The Golden Age of Television is Already Over

Everyone says we’re living in the Golden Age of television. Maybe it started with Buffy and The Sopranos, or maybe with The Wire and Battle Star Galactica. But whenever it started, it’s been a welcome refuge from the movie industry and its never-ending parade of sequels, remakes, and adaptations—especially super-hero comic adaptations—all aimed a the lowest common denominator. If you had an idea that warrants an R rating or can’t be shoe-horned into a “franchise,” then your best bet was TV. There you could tell stories with depth, create new characters, take risks. I feel lucky to have been alive when Breaking Bad, Dexter, Justified,Sons of Anarchy, Boardwalk Empire, True Blood, Walking Dead, Mad Men, and Game of Thrones were all in serialization at the same time.

My friend Abe once told me his theory that this is because the TV industry was fighting to maintain relevance in the era of the internet, much as the film industry of the 1970s was struggling to maintain relevance in the era of television. In the 70s and early 80s, the film industry still had gobs of money to spend, and it was willing to spend it on the likes of Martin Scorsese, Ridley Scott, Sidney Lumet, and Francis Ford Coppola, giving them the money freedom to do things you just couldn’t do on TV. In the early 2000s to mid-2010s, TV still had gobs of money but was losing ground to the web. So we got Breaking Bad and Boardwalk Empire and Orphan Black. That’s probably an oversimplification of what happened (I know Coppola didn’t have all that easy a time making Godfather into the picture he wanted), and I might be misremembering what Abe said. But whatever the reasons, certainly TV has been the place to be in over the past decade or so.

But now look at what’s on tap in the near future. 24, The A-Team, MacGyver, Twin Peaks, Xena, Full House and The X-Files reboots. Shows based on movies ranging from 12 Monkeys to Limitless to Taken. U.S. adaptations of British and Scandinavian shows. Countless super-hero and sci-fi adaptations and endless takes on the small town police procedural. In other words, television is starting to look a bit too much like film. Too many franchises, too many recycled ideas.

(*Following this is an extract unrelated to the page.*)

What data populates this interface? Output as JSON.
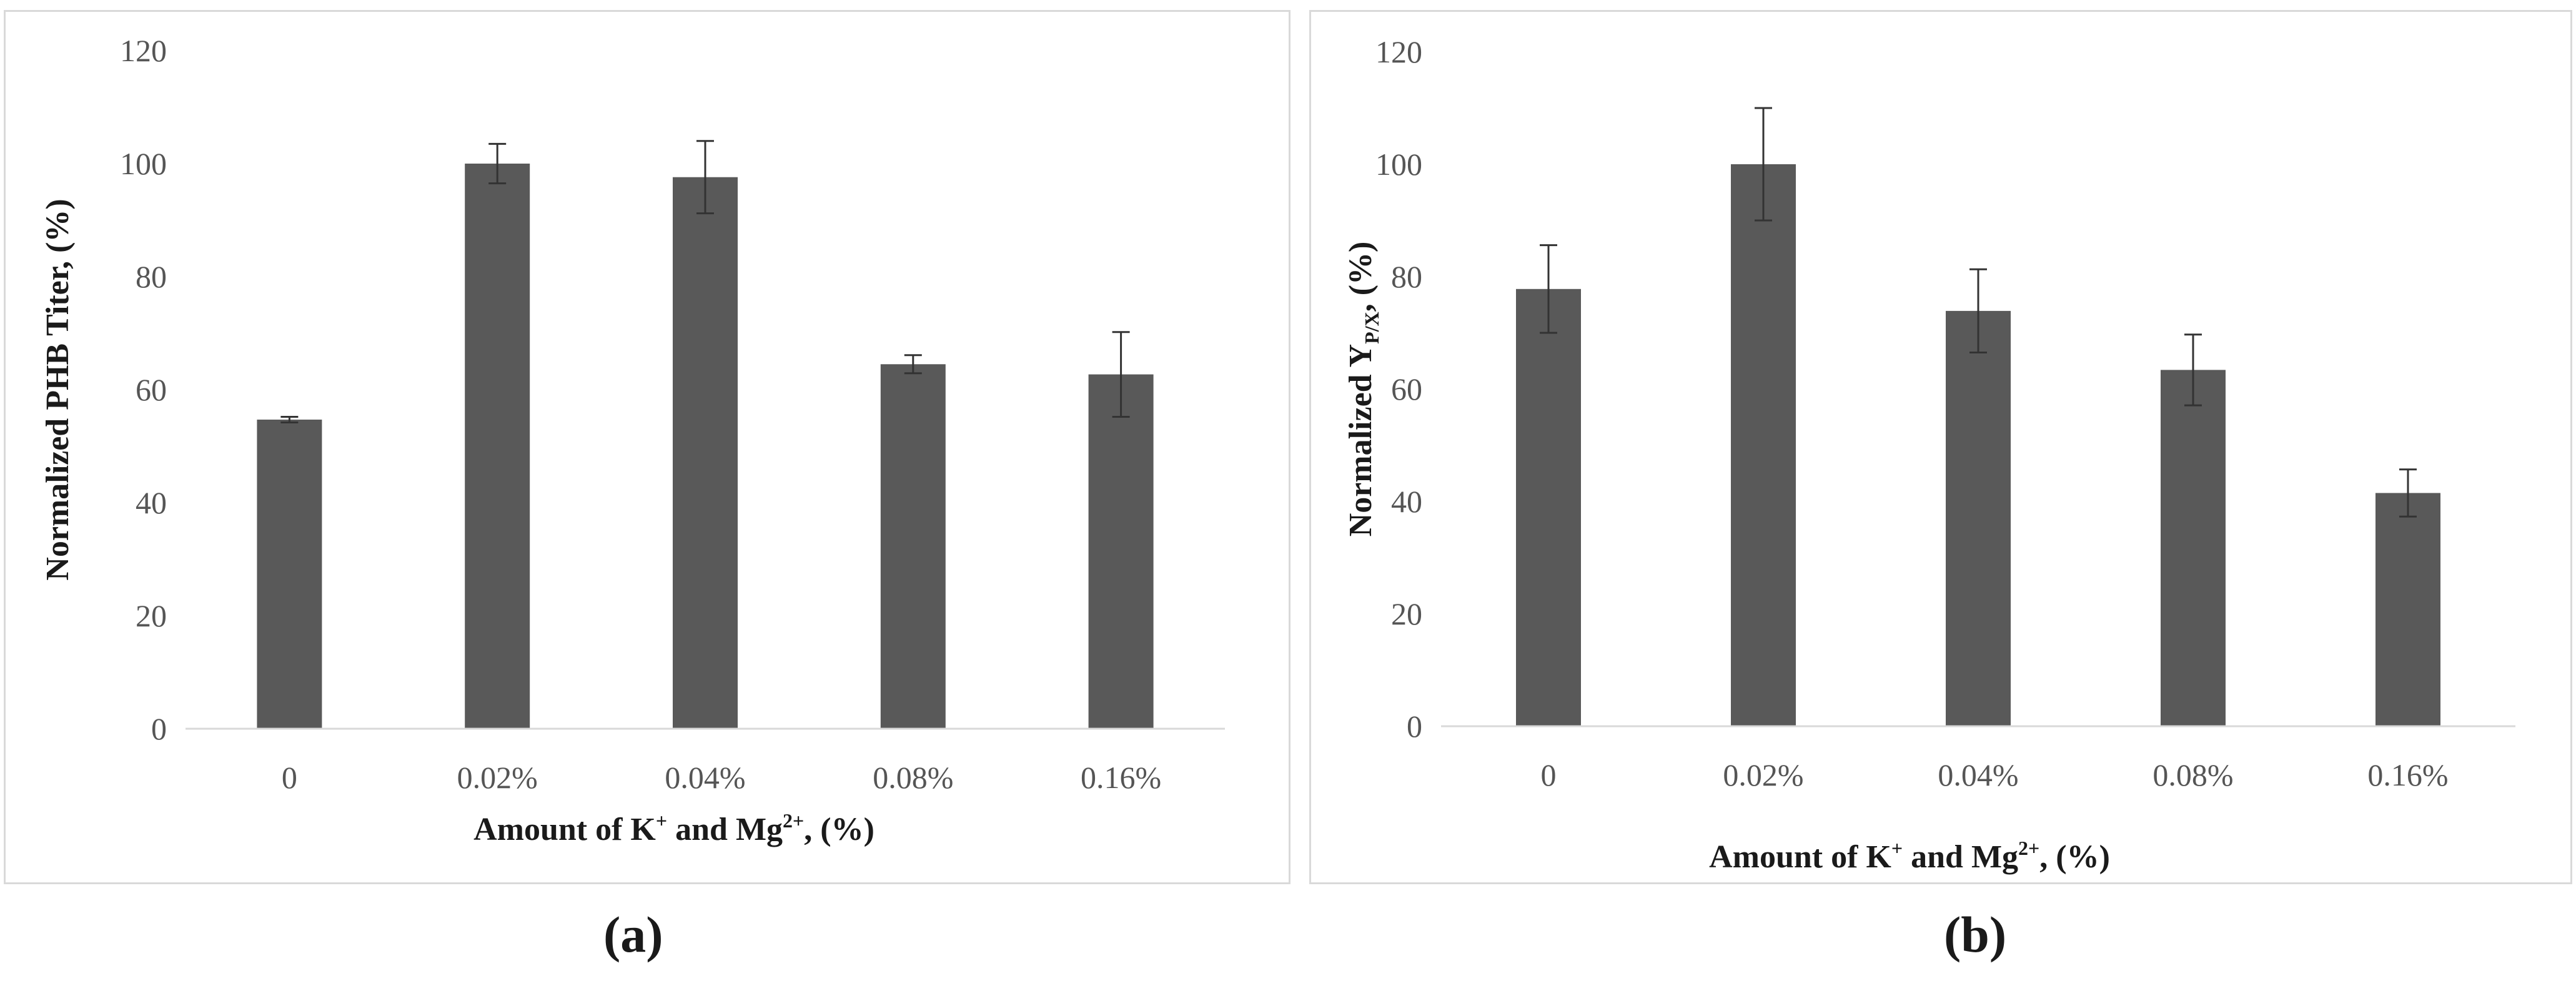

It also seems that those still making original dramas are losing sight of what really makes a good show. After Watchmen was released in the 1980s, comic book creators got the idea that “mature” comics just meant a typical superhero series, but with a hero who killed bad guys instead of just capturing them for the police. By the early 2000s, the industry had decided instead that a mature book meant one with rape scenes, rather than kill-crazed vigilantes. But the depth and moral ambiguity of Watchmen was still lost on many creators. Now we’re seeing something similar with post-Game of Thrones TV dramas, where rape, torture, women in refrigerators, and the unexpected deaths of major characters are used as a stand-in for the depth and complexity of shows like Breaking Bad.

It certainly doesn’t mean that there won’t be more good shows. There are still good movies after all. And as more and more networks commit to producing high-quality dramas, we may see even more high quality shows than ever. And many of these adaptations might be good—I’ve heard almost nothing but good things about Jessica Jones and The Man in the High Castle. But you can see where the priorities lie for the studios and the networks. The good old days are over.